Based on our testing across real teachers workflows in Q1 2026, Gradescope is the top pick for grading & feedback. It excels at consistent rubric-based grading. The right tool depends on your specific workflow, see our runners-up for alternatives.
Is there a free AI tool for grading & feedback?
Yes. Gradescope has a free tier. We recommend testing the free version before committing to a paid plan.
How often do you update these grading & feedback picks?
We re-test every category every day. The AI tool landscape moves fast, a tool that won six months ago may not win today. The date at the top of each page shows when we last tested.
What should teachers look for in an AI tool for grading & feedback?
The most important criteria are: accuracy on real teachers work (not synthetic demos), integration with your existing workflow, pricing that scales with your usage, and active development with regular updates. We weight all four in our scoring.
Does Gradescope AI actually grade student work?

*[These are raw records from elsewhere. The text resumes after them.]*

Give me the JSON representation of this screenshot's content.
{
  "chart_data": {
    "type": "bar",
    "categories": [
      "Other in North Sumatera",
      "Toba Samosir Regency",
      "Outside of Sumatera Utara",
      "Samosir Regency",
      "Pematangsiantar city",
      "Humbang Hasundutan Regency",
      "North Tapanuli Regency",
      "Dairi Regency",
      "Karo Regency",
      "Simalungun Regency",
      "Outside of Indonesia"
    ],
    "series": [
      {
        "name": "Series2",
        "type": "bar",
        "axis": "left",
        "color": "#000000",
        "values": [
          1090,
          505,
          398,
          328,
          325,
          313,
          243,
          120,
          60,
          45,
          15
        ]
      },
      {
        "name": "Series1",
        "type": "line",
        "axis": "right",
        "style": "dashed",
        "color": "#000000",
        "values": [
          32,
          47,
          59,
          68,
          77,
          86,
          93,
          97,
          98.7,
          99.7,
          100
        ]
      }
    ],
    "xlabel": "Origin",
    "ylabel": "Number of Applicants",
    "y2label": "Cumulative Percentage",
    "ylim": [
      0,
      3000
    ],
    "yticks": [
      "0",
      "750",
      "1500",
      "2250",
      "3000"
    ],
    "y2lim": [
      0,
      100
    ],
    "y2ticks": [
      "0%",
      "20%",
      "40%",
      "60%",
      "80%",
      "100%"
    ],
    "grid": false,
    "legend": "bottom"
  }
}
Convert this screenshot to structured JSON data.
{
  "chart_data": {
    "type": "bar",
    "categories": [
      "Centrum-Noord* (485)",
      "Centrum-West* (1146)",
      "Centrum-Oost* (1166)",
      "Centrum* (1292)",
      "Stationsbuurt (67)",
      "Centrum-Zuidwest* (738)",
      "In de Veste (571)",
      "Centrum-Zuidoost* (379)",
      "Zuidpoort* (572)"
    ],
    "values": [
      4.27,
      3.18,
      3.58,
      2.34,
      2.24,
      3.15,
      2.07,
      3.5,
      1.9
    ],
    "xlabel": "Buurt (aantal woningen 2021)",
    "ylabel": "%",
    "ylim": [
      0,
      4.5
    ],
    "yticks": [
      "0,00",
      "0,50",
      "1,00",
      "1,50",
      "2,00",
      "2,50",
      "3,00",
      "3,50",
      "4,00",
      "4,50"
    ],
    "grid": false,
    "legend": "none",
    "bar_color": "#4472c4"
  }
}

Gradescope's AI groups similar responses and suggests grades, but the teacher reviews and confirms every grade decision. It's an AI-assisted workflow where humans retain full grading authority, not an AI that grades autonomously. This is the appropriate use for academic grading where teacher judgment and knowledge of the specific class context matters.
Can Gradescope grade essay assignments?
Gradescope works best for assignments with shorter, more structured responses: math problems, short answer, multiple choice, and structured writing prompts. For multi-page essays requiring holistic evaluation of argument, evidence, and writing quality, Gradescope's grouping approach is less useful. Essay grading is better supported by tools like Turnitin's AI grading assistant.
How does Gradescope handle partial credit on math problems?
Gradescope's AI identifies the specific step where a student's work diverged from the correct solution, allowing teachers to assign partial credit based on the steps correctly completed. For math grading specifically, the ability to see all students who made the same error on the same step is extremely valuable for identifying teaching gaps.
Is Gradescope free for K-12 teachers?
Gradescope offers a free tier that includes the core AI grouping and digital submission features. The institutional pricing (typically $2-6/student/year) unlocks additional features including LMS integration and advanced analytics. Many K-12 teachers use the free tier effectively without institutional pricing.